On entrait par la porte blanche qui n’était pas blanche dans les années 70 (murs en brique jaune, porte et châssis de fenêtres en vert sapin). On franchissait le couloir lugubre, on ouvrait la porte au bout qui donnait sur un jardin avec des parterres, ni beau, ni moche. Au fond du jardin ni beau ni moche, un cabanon au mur en briques, tout blanc. Une porte et une fenêtre vert sapin. Dedans, un évier (sur la gauche), un vieux convecteur au gaz (sur la gauche), un grand matelas (entre le convecteur et le mur, en face de la porte), une table et deux chaises de récup (tout contre la fenêtre). On y écoutait Soft Machine et Gong à fond affalés sur le matelas géant. Les Autres ne voulaient pas entendre la voix nasillarde de Dylan ; les Autres n’avaient rien à foutre de Woody Guthrie et Pete Seeger ; les Autres passaient et repassaient Fun house des Stooges sur la platine Dual du Deuxième. Les Autres, le Deuxième les avait rencontrés dans son boulot d’étudiant. Ils travaillaient chaque week-end à Zaventem pour la Sabena. Les Autres, c’était aussi le Quatrième. La troisième, c’était une condisciple du Premier, celui de Charleroi ou de Fleurus. Ils suivaient les cours au CERIA, à Anderlecht. Le Premier l’avait présenté au Deuxième. Ça n’avait pas fait rire le Premier quand le Deuxième et la Troisième s’étaient amalgamés.

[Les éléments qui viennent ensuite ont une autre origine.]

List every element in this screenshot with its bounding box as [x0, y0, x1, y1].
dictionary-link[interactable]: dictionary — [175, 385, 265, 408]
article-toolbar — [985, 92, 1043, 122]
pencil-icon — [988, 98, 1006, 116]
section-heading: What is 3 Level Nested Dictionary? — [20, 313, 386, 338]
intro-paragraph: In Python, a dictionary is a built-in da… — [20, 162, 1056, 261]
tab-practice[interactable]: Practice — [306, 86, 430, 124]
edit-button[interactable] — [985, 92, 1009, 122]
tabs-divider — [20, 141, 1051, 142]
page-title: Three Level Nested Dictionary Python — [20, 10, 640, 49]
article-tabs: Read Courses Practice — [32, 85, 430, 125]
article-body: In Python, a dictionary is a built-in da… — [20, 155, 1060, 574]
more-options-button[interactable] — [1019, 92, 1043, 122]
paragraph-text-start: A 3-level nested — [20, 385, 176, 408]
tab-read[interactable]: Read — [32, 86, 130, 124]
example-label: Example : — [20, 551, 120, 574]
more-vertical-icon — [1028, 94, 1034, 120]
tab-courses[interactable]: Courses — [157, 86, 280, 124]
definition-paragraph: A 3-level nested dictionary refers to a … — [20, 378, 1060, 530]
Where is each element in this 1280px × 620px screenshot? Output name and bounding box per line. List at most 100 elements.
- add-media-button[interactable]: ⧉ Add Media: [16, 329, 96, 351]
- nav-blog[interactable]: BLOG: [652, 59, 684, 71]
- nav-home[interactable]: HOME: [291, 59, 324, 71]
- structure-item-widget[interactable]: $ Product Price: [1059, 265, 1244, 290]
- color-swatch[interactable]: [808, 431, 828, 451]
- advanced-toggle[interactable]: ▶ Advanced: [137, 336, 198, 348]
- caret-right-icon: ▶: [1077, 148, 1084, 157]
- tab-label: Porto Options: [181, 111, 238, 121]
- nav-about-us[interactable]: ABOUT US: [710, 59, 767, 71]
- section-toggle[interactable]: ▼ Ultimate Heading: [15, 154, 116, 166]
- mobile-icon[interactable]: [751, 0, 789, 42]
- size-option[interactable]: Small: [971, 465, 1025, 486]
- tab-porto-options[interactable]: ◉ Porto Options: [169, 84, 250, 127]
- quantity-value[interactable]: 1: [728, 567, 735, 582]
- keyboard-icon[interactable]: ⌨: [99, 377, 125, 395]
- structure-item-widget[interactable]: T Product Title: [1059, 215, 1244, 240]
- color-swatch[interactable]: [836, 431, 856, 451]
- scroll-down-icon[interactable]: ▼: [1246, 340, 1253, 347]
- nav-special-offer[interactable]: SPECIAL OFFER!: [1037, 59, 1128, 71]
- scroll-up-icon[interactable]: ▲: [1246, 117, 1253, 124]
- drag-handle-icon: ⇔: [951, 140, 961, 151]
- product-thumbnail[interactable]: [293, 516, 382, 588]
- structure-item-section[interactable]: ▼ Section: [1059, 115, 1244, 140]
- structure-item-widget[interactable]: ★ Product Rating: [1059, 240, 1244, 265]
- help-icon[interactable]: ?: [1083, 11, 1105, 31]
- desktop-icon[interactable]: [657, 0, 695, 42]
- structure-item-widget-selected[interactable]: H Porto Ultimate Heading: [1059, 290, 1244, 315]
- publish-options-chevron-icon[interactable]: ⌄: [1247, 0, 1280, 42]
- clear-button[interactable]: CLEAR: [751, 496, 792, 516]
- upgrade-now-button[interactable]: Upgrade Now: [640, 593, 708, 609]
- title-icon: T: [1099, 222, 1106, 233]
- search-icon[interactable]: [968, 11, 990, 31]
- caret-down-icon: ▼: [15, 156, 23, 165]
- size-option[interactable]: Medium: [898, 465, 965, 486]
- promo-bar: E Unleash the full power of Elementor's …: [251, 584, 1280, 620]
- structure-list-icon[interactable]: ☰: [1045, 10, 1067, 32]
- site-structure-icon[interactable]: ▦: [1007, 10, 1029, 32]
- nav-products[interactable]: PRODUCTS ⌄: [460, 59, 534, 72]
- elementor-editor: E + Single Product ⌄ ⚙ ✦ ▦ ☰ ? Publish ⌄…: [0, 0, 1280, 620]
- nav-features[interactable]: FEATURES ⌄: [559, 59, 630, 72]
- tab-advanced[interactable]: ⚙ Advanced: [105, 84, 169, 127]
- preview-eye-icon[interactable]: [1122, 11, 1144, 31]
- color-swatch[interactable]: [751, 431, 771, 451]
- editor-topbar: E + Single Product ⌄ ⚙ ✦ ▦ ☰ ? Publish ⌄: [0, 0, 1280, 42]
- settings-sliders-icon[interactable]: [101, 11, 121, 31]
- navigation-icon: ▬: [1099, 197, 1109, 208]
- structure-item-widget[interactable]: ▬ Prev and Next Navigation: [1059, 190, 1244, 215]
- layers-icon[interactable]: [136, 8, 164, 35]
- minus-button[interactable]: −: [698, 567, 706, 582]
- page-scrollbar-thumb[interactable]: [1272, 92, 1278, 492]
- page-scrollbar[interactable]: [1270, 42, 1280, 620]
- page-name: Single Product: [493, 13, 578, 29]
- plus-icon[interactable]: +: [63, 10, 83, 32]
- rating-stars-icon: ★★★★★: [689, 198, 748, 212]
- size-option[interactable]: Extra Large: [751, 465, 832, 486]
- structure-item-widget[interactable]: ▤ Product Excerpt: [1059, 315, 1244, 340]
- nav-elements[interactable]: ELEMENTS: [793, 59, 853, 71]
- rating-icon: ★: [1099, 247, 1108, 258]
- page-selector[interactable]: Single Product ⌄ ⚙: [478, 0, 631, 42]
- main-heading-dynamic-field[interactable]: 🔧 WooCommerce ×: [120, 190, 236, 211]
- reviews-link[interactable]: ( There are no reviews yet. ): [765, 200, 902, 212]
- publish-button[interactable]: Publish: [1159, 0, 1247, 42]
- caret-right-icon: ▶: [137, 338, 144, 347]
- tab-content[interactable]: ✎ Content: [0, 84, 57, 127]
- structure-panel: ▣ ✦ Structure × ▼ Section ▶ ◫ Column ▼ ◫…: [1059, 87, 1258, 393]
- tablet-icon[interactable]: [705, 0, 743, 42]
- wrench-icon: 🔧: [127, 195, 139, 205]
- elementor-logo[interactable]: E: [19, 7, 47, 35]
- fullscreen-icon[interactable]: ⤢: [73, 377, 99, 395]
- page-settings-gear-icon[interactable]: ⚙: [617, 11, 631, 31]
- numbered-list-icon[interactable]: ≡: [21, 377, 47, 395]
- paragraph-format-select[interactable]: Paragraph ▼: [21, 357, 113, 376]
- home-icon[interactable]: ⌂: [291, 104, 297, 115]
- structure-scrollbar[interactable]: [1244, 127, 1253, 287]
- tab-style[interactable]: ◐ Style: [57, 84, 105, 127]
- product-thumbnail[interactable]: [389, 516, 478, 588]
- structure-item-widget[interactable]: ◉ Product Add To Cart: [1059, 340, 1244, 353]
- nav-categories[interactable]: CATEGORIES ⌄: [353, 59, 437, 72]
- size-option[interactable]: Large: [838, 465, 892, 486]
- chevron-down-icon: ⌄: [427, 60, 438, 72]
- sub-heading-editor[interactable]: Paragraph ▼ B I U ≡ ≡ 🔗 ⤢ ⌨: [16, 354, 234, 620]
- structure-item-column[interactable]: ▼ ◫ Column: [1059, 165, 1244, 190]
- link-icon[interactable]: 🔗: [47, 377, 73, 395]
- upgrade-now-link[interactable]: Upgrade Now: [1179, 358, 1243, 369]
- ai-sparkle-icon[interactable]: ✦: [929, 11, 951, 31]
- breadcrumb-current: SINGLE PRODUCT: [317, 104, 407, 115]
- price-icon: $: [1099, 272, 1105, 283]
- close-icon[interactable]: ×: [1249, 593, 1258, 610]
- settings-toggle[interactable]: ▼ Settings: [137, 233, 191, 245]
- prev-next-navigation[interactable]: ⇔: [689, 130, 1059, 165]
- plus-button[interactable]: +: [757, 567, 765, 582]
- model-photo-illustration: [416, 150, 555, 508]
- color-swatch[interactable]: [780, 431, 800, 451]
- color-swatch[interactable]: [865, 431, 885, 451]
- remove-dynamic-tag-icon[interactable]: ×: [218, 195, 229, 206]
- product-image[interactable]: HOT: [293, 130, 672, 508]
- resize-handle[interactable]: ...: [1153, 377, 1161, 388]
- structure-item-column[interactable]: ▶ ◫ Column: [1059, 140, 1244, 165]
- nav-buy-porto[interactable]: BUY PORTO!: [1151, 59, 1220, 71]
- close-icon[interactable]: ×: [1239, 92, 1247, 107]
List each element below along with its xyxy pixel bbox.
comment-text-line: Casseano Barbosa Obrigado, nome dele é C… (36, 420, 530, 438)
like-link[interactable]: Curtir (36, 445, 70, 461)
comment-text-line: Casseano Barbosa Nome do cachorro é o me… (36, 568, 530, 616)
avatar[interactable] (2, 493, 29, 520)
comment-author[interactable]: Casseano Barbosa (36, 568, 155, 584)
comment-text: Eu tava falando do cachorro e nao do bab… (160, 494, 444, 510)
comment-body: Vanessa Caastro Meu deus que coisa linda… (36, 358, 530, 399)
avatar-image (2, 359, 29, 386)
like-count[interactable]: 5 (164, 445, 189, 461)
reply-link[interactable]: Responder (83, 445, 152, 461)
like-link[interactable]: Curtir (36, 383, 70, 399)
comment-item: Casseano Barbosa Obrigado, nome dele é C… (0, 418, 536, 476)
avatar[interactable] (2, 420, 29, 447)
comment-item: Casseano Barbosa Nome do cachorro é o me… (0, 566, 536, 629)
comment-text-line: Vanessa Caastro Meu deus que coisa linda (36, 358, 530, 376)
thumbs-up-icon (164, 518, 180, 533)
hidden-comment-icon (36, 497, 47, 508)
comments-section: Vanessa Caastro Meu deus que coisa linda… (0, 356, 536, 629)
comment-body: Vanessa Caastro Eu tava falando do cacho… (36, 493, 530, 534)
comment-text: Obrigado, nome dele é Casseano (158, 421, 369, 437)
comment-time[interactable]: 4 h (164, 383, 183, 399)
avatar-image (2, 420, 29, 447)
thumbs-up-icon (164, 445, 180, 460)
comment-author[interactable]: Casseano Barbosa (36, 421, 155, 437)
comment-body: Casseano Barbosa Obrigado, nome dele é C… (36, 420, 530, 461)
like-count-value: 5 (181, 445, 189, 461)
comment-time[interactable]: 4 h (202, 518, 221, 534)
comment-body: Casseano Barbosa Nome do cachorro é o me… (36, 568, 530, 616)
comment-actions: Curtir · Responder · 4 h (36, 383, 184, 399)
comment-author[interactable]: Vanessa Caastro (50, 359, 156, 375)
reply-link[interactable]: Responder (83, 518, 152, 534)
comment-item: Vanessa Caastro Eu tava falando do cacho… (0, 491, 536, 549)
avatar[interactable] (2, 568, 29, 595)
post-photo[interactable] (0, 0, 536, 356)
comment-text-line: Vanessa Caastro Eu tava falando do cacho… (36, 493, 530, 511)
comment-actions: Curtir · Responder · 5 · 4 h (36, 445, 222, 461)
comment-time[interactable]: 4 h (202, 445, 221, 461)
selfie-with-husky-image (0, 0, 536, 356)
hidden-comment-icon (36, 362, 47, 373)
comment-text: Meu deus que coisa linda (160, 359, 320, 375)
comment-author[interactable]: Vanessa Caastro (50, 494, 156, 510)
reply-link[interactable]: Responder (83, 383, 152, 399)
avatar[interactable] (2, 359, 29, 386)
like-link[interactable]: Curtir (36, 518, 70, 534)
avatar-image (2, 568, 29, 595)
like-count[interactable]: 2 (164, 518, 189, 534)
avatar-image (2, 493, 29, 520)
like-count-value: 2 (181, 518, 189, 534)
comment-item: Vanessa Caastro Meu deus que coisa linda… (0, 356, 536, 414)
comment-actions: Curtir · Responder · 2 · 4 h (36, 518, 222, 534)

Lui, le Deuxième, en quittant la rue de l’Arbre bénit, il atterrit chaussée de Boondael à quelques centaines de mètres de l’ulb. Il n’en avait plus rien à foutre de la foi bahaï. Il n’a plus jamais revu le Premier, n’est plus jamais retourné à Fleurus, à Charleroi, de toute sa vie entière (hormis Charleroi Airport, quand il veut boire de la vodka+ginger beer+feuille de menthe avec l’amie de Chiavari). Dans l’amphi de droit de l’ulb, il y avait la partie clinquante de la future classe dominante avec briquet, sac, stylo, montre Dupont. Il y avait ceux de gauche, les socialo-judéo-chrétiens, la partie bien-pensante de la future classe dominante, qui lui cassaient les couilles avec Léo Ferré, Georges Brassens, Boris Vian. Lui, le Deuxième, il découvrait le journal d’extrême gauche Pour, la bande à Baader, François Béranger, l’Echo des savanes avec Bretécher, Mandryka et Gotlib.
Le week-end, en journée, ils se retrouvaient presque tous sur le tarmac de Zaventem. Là-bas, chaque week-end, il y avait les étudiants de la future classe dominante et les Autres. Ils avaient tous droit à des voyages à l’œil. Les premiers partaient à Ibiza (déjà!), les Autres (anars, gauchistes radicaux, glandeurs, babas) à New-york, en Inde, à Montréal. Il y avait cet ouvrier anversois rondouillard d’extrême gauche, plutôt petit, aux cheveux mi-longs et gras, qui proposait aux Autres des grenades à 40 euros pièce (1500 fb) et des bazookas à 150 euros pièce (6000 fb), leur expliquait les techniques de guérilla urbaine. Aujourd’hui, 9 mai 2019, le Deuxième n’est vraiment pas sûr que le petit rondouillard était mytho.
Le soir, après le boulot, ils se retrouvaient affalés, morts de rire, sur le grand matelas à boire du chianti, à découvrir Reiser, Mandrika et Gotlib. Le quatrième s’était ramené avec les cinq premiers numéros de L’écho des savanes.
Il y a quelques semaines, après être passés par la rue de l’Arbre bénit, ils sont descendus vers Flagey, ont longé les étangs d’Ixelles, sont remontés vers le boulevard Général Jacques, se sont retrouvés chaussée de Boondael. Il lui a proposé une halte au Montmartre. Décor inchangé en 40 ans. Même musique. Hotel California et New Music (il s’est dit qu’il revendrait ses deux lp de New Music). Même patron avec un supplément de 40 kgs dans le bide et dans le cul et dans les joues.